One important characteristic of a dilatation balloon catheter as well as a stent delivery catheter is its “profile”, which is determined by the outer diameter (O.D.) of the distal end portion of the balloon and stent when deflated. The outer diameter affects the ease and ability of the dilatation catheter to pass through a guide catheter, through the coronary arteries, and across a lesion. Considerable effort has been made in developing low profile dilatation balloon catheters. U.S. Pat. No. 5,342,307, incorporated herein by reference, discloses a balloon protector sleeve used with a tri-fold dilatation balloon catheter for angioplasty. Because reduction of profile is of significance balloon reduction often includes the use of a first profile reducing “bi-tube” as well as one or more smaller balloon protectors. Typically the bi-tube is placed about the balloon after the balloon is folded and wrapped. The bi-tube is typically removed and replaced with one or more balloon protectors suitable for retaining the balloon in the reduced configuration for shipment or storage.

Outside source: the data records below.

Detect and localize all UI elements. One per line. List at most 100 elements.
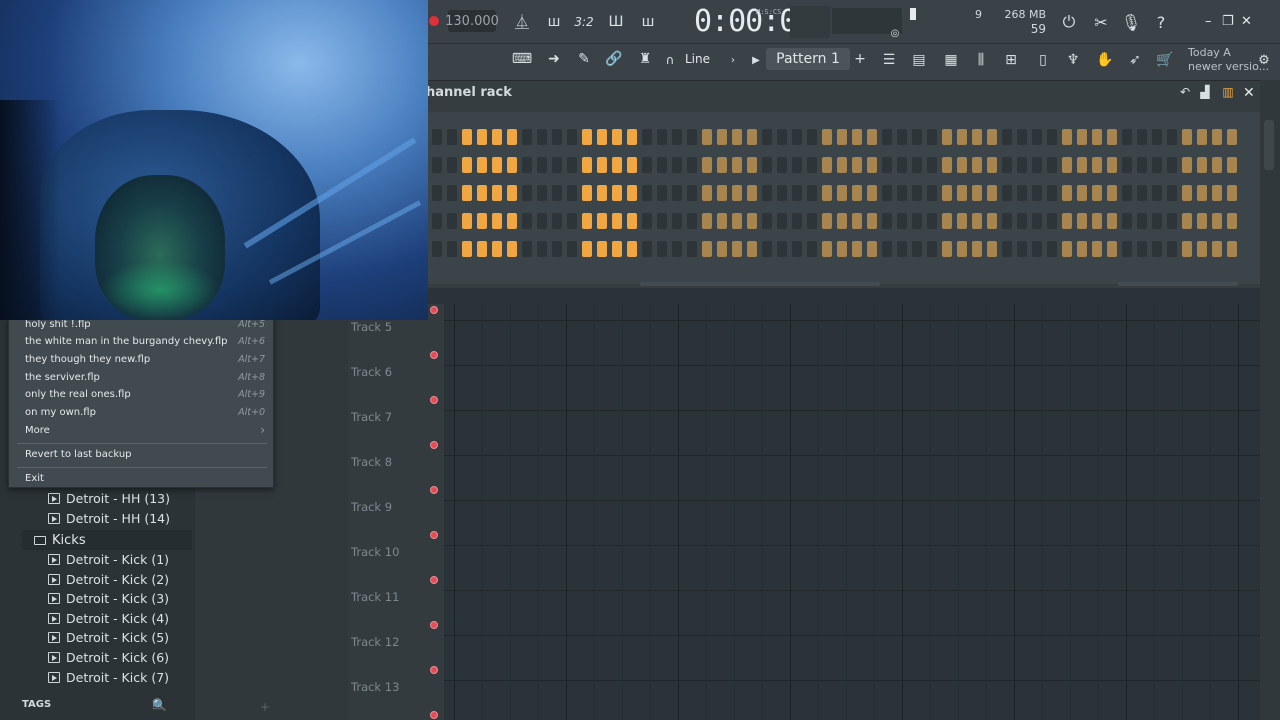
step-button[interactable] [867,129,877,145]
recent-file-item[interactable]: holy shit !.flp Alt+5 [25,319,265,335]
step-button[interactable] [702,185,712,201]
step-button[interactable] [507,213,517,229]
step-button[interactable] [987,157,997,173]
step-button[interactable] [1137,129,1147,145]
step-button[interactable] [657,185,667,201]
step-button[interactable] [687,157,697,173]
step-button[interactable] [462,213,472,229]
step-button[interactable] [732,129,742,145]
step-button[interactable] [507,185,517,201]
step-button[interactable] [1167,185,1177,201]
step-button[interactable] [717,241,727,257]
step-button[interactable] [582,213,592,229]
step-button[interactable] [612,213,622,229]
step-button[interactable] [597,241,607,257]
step-button[interactable] [537,185,547,201]
channel-rack-icon[interactable]: ▦ [940,50,962,70]
step-button[interactable] [732,241,742,257]
step-button[interactable] [627,213,637,229]
step-button[interactable] [702,157,712,173]
step-button[interactable] [1032,129,1042,145]
browser-folder-kicks[interactable]: Kicks [22,530,192,550]
add-pattern-icon[interactable]: + [852,50,868,68]
step-button[interactable] [1002,241,1012,257]
step-button[interactable] [1152,129,1162,145]
step-button[interactable] [477,129,487,145]
step-button[interactable] [1197,157,1207,173]
cart-icon[interactable]: 🛒 [1154,50,1176,70]
step-button[interactable] [1017,241,1027,257]
step-button[interactable] [567,185,577,201]
step-button[interactable] [657,129,667,145]
step-button[interactable] [582,157,592,173]
step-button[interactable] [597,157,607,173]
link-icon[interactable]: 🔗 [604,50,624,68]
step-button[interactable] [1032,185,1042,201]
step-button[interactable] [1212,213,1222,229]
step-button[interactable] [807,157,817,173]
touch-keyboard-icon[interactable]: ✋ [1094,50,1116,70]
step-button[interactable] [657,241,667,257]
step-button[interactable] [1032,213,1042,229]
step-button[interactable] [777,157,787,173]
step-button[interactable] [1227,241,1237,257]
tags-label[interactable]: TAGS [22,699,51,710]
step-button[interactable] [867,157,877,173]
step-button[interactable] [1002,129,1012,145]
step-button[interactable] [1017,185,1027,201]
step-button[interactable] [957,157,967,173]
step-button[interactable] [1092,129,1102,145]
step-button[interactable] [1047,241,1057,257]
step-button[interactable] [447,185,457,201]
step-button[interactable] [657,213,667,229]
channel-rack-close-icon[interactable]: ✕ [1243,85,1255,101]
step-button[interactable] [882,157,892,173]
close-icon[interactable]: ✕ [1241,14,1252,29]
step-button[interactable] [702,241,712,257]
track-label[interactable]: Track 6 [351,365,392,379]
track-label[interactable]: Track 9 [351,500,392,514]
step-button[interactable] [792,213,802,229]
step-button[interactable] [1092,157,1102,173]
step-button[interactable] [837,213,847,229]
step-button[interactable] [1002,213,1012,229]
step-button[interactable] [717,129,727,145]
step-button[interactable] [717,157,727,173]
step-button[interactable] [732,157,742,173]
recent-file-item[interactable]: only the real ones.flp Alt+9 [25,389,265,405]
snap-arrow-icon[interactable]: › [728,52,738,68]
power-icon[interactable]: ⏻ [1058,11,1080,33]
pencil-icon[interactable]: ✎ [574,50,594,68]
step-button[interactable] [672,185,682,201]
more-menu-item[interactable]: More › [25,423,265,441]
step-button[interactable] [897,157,907,173]
revert-backup-item[interactable]: Revert to last backup [25,449,265,465]
step-button[interactable] [957,241,967,257]
browser-icon[interactable]: ▯ [1032,50,1054,70]
step-button[interactable] [777,185,787,201]
step-button[interactable] [897,129,907,145]
piano-roll-view-icon[interactable]: ▤ [908,50,930,70]
step-button[interactable] [1062,213,1072,229]
step-button[interactable] [1197,241,1207,257]
step-button[interactable] [522,129,532,145]
step-button[interactable] [1122,129,1132,145]
step-button[interactable] [1047,185,1057,201]
step-button[interactable] [522,157,532,173]
step-button[interactable] [612,157,622,173]
step-button[interactable] [642,129,652,145]
add-icon[interactable]: + [260,700,270,714]
step-button[interactable] [987,241,997,257]
step-button[interactable] [1002,157,1012,173]
step-button[interactable] [537,213,547,229]
step-button[interactable] [432,129,442,145]
step-button[interactable] [897,185,907,201]
help-icon[interactable]: ? [1150,11,1172,33]
step-button[interactable] [447,129,457,145]
step-button[interactable] [777,213,787,229]
step-button[interactable] [447,157,457,173]
step-button[interactable] [1062,185,1072,201]
recent-file-item[interactable]: they though they new.flp Alt+7 [25,354,265,370]
settings-icon[interactable]: ⚙ [1256,52,1272,68]
step-button[interactable] [1122,241,1132,257]
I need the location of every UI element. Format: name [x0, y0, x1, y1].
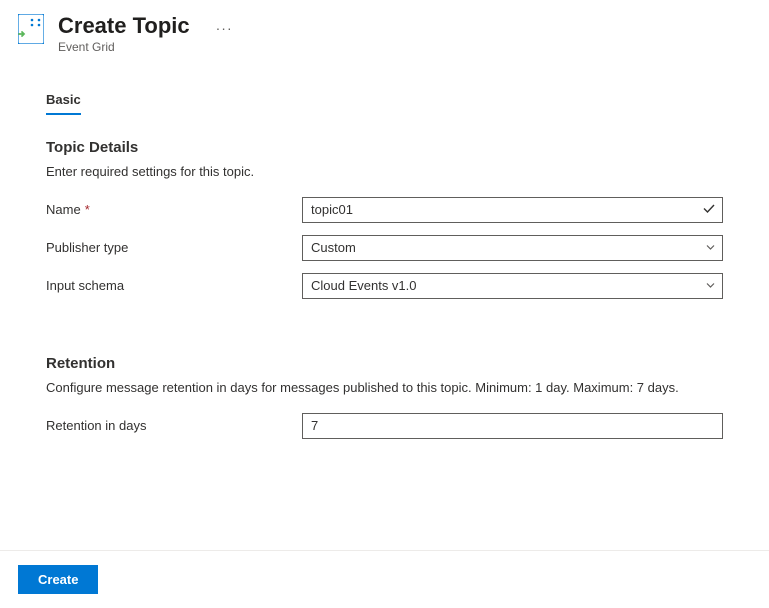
topic-details-heading: Topic Details [46, 139, 723, 156]
page-subtitle: Event Grid [58, 40, 190, 54]
name-label-text: Name [46, 202, 81, 217]
name-label: Name * [46, 202, 302, 217]
name-input[interactable] [302, 197, 723, 223]
retention-description: Configure message retention in days for … [46, 380, 723, 395]
row-name: Name * [46, 197, 723, 223]
more-icon[interactable]: ··· [216, 20, 233, 36]
input-schema-select[interactable]: Cloud Events v1.0 [302, 273, 723, 299]
required-indicator: * [85, 202, 90, 217]
check-icon [702, 201, 716, 218]
footer-bar: Create [0, 550, 769, 608]
retention-days-label: Retention in days [46, 418, 302, 433]
topic-details-description: Enter required settings for this topic. [46, 164, 723, 179]
section-retention: Retention Configure message retention in… [46, 355, 723, 439]
row-publisher-type: Publisher type Custom [46, 235, 723, 261]
retention-days-input[interactable] [302, 413, 723, 439]
page-title: Create Topic [58, 12, 190, 40]
tabs-bar: Basic [0, 92, 769, 115]
create-button[interactable]: Create [18, 565, 98, 594]
header-text-block: Create Topic Event Grid [58, 12, 190, 54]
form-content: Topic Details Enter required settings fo… [0, 115, 769, 439]
publisher-type-select[interactable]: Custom [302, 235, 723, 261]
publisher-type-label: Publisher type [46, 240, 302, 255]
page-header: Create Topic Event Grid ··· [0, 0, 769, 62]
tab-basic[interactable]: Basic [46, 92, 81, 115]
event-grid-icon [18, 14, 44, 44]
section-topic-details: Topic Details Enter required settings fo… [46, 139, 723, 299]
row-retention-days: Retention in days [46, 413, 723, 439]
row-input-schema: Input schema Cloud Events v1.0 [46, 273, 723, 299]
input-schema-label: Input schema [46, 278, 302, 293]
retention-heading: Retention [46, 355, 723, 372]
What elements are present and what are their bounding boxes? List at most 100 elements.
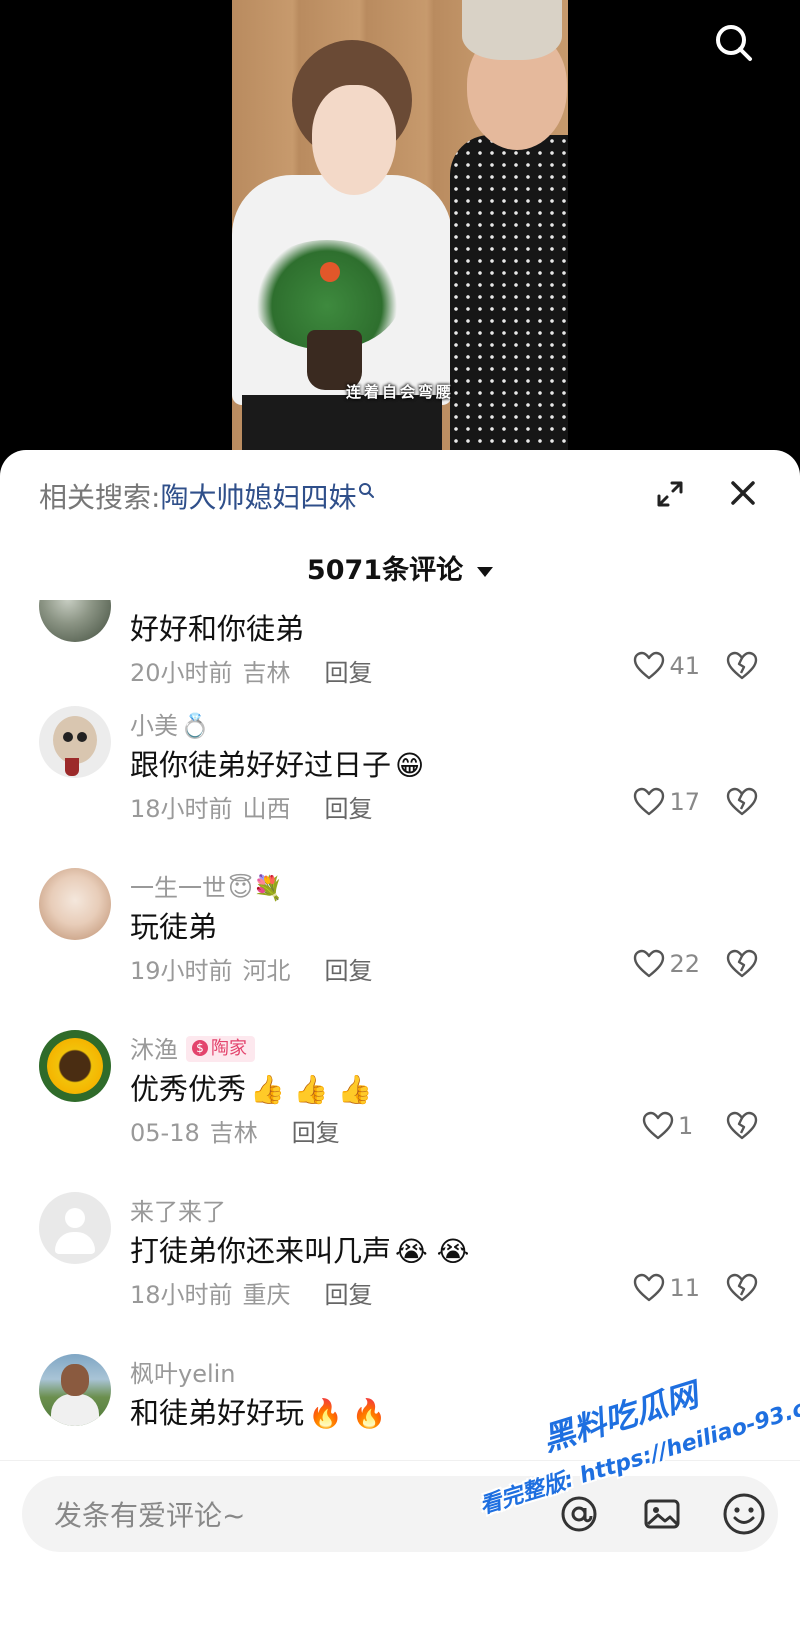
video-woman-skirt: [242, 395, 442, 455]
search-icon: [359, 483, 375, 498]
comment-text: 玩徒弟: [130, 904, 217, 946]
like-button[interactable]: 1: [642, 1110, 700, 1142]
avatar[interactable]: [39, 600, 111, 642]
heart-icon: [634, 949, 665, 978]
username-emoji: 💍: [180, 712, 210, 740]
comment-text: 好好和你徒弟: [130, 606, 304, 648]
comment-username[interactable]: 小美💍: [130, 706, 210, 741]
video-woman-face: [312, 85, 396, 195]
comment-input-container[interactable]: [22, 1476, 778, 1554]
close-icon[interactable]: [728, 478, 758, 508]
badge-label: 陶家: [211, 1038, 247, 1059]
comment-item: 来了来了 打徒弟你还来叫几声 😭 😭 18小时前 重庆 回复 11: [0, 1192, 800, 1342]
username-text: 来了来了: [130, 1198, 226, 1226]
comment-emoji: 😁: [395, 749, 425, 782]
comment-text-body: 打徒弟你还来叫几声: [130, 1234, 392, 1268]
comment-list[interactable]: 好好和你徒弟 20小时前 吉林 回复 41 小美💍 跟你徒弟好好过日子 😁 18小时前…: [0, 600, 800, 1458]
comment-time: 05-18: [130, 1119, 200, 1147]
avatar[interactable]: [39, 1030, 111, 1102]
fan-badge: $ 陶家: [186, 1036, 255, 1062]
comment-time: 18小时前: [130, 795, 233, 823]
related-search[interactable]: 相关搜索:陶大帅媳妇四妹: [39, 476, 375, 516]
comment-meta: 18小时前 重庆 回复: [130, 1275, 373, 1310]
comment-username[interactable]: 来了来了: [130, 1192, 226, 1227]
heart-icon: [634, 651, 665, 680]
at-icon[interactable]: [559, 1494, 599, 1534]
avatar[interactable]: [39, 868, 111, 940]
broken-heart-icon[interactable]: [726, 1110, 758, 1142]
heart-icon: [634, 787, 665, 816]
smile-icon[interactable]: [722, 1492, 766, 1536]
image-icon[interactable]: [642, 1494, 682, 1534]
like-button[interactable]: 22: [633, 948, 700, 980]
like-count: 17: [669, 788, 700, 816]
like-button[interactable]: 11: [633, 1272, 700, 1304]
username-text: 枫叶yelin: [130, 1360, 236, 1388]
broken-heart-icon[interactable]: [726, 1272, 758, 1304]
video-player[interactable]: 连着自会弯腰: [0, 0, 800, 470]
username-text: 沐渔: [130, 1036, 178, 1064]
like-count: 22: [669, 950, 700, 978]
username-text: 小美: [130, 712, 178, 740]
reply-button[interactable]: 回复: [325, 957, 373, 985]
username-text: 一生一世: [130, 874, 226, 902]
like-button[interactable]: 41: [633, 650, 700, 682]
comment-location: 重庆: [242, 1281, 291, 1309]
comment-username[interactable]: 枫叶yelin: [130, 1354, 236, 1389]
comment-item: 沐渔 $ 陶家 优秀优秀 👍 👍 👍 05-18 吉林 回复 1: [0, 1030, 800, 1180]
related-search-term[interactable]: 陶大帅媳妇四妹: [160, 481, 356, 514]
comment-text: 跟你徒弟好好过日子 😁: [130, 742, 424, 784]
comment-username[interactable]: 沐渔 $ 陶家: [130, 1030, 255, 1065]
video-man-jacket: [450, 135, 568, 455]
comment-emoji: 👍 👍 👍: [250, 1073, 373, 1106]
video-frame[interactable]: 连着自会弯腰: [232, 0, 568, 455]
avatar[interactable]: [39, 706, 111, 778]
comment-location: 吉林: [242, 659, 291, 687]
comment-meta: 20小时前 吉林 回复: [130, 653, 373, 688]
comment-emoji: 🔥 🔥: [308, 1397, 387, 1430]
reply-button[interactable]: 回复: [325, 1281, 373, 1309]
dollar-icon: $: [192, 1040, 208, 1056]
comment-item: 一生一世😇💐 玩徒弟 19小时前 河北 回复 22: [0, 868, 800, 1018]
comment-location: 山西: [242, 795, 291, 823]
reply-button[interactable]: 回复: [325, 659, 373, 687]
avatar[interactable]: [39, 1354, 111, 1426]
broken-heart-icon[interactable]: [726, 948, 758, 980]
comment-text: 和徒弟好好玩 🔥 🔥: [130, 1390, 387, 1432]
comment-text: 打徒弟你还来叫几声 😭 😭: [130, 1228, 469, 1270]
heart-icon: [634, 1273, 665, 1302]
comment-time: 18小时前: [130, 1281, 233, 1309]
comment-item: 小美💍 跟你徒弟好好过日子 😁 18小时前 山西 回复 17: [0, 706, 800, 856]
broken-heart-icon[interactable]: [726, 650, 758, 682]
like-count: 1: [678, 1112, 694, 1140]
comment-text-body: 跟你徒弟好好过日子: [130, 748, 392, 782]
comment-time: 19小时前: [130, 957, 233, 985]
comment-username[interactable]: 一生一世😇💐: [130, 868, 283, 903]
reply-button[interactable]: 回复: [292, 1119, 340, 1147]
like-count: 41: [669, 652, 700, 680]
reply-button[interactable]: 回复: [325, 795, 373, 823]
search-icon[interactable]: [713, 22, 753, 62]
expand-icon[interactable]: [655, 479, 685, 509]
video-caption: 连着自会弯腰: [345, 383, 454, 401]
comment-count-selector[interactable]: 5071条评论: [0, 548, 800, 587]
broken-heart-icon[interactable]: [726, 786, 758, 818]
comment-text: 优秀优秀 👍 👍 👍: [130, 1066, 372, 1108]
comment-item: 枫叶yelin 和徒弟好好玩 🔥 🔥: [0, 1354, 800, 1458]
comment-input[interactable]: [52, 1476, 536, 1554]
heart-icon: [642, 1111, 674, 1140]
comment-text-body: 玩徒弟: [130, 910, 218, 944]
comment-meta: 19小时前 河北 回复: [130, 951, 373, 986]
like-button[interactable]: 17: [633, 786, 700, 818]
comment-input-bar: [0, 1460, 800, 1637]
video-man-hair: [462, 0, 562, 60]
comment-time: 20小时前: [130, 659, 233, 687]
avatar[interactable]: [39, 1192, 111, 1264]
like-count: 11: [669, 1274, 700, 1302]
caret-down-icon: [477, 566, 494, 577]
comment-panel: 相关搜索:陶大帅媳妇四妹 5071条评论 好好和你徒弟 20小时前 吉林 回复 41: [0, 450, 800, 1637]
comment-emoji: 😭 😭: [395, 1235, 470, 1268]
comment-text-body: 好好和你徒弟: [130, 612, 305, 646]
comment-count: 5071条评论: [306, 555, 464, 586]
comment-location: 吉林: [209, 1119, 258, 1147]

Such use of bi-tubes and balloon protectors are also used in prior stent crimping processes as will be described in greater detail below.
Minimization of “profile” is of importance in balloon catheters and stent delivery systems. In addition to securing the stent onto the balloon catheter, the crimping process may also provide the catheter with a reduced profile configuration. Accordingly, the balloon protector of the present invention is particularly directed for use with balloon catheters and stent delivery systems wherein the protector provides the balloon and stent with protection during the crimping process, thereby allowing the stent to be safely secured to the balloon in a reduced profile state.
All US patents, applications and all other published documents mentioned anywhere in this application are incorporated herein by reference in their entirety.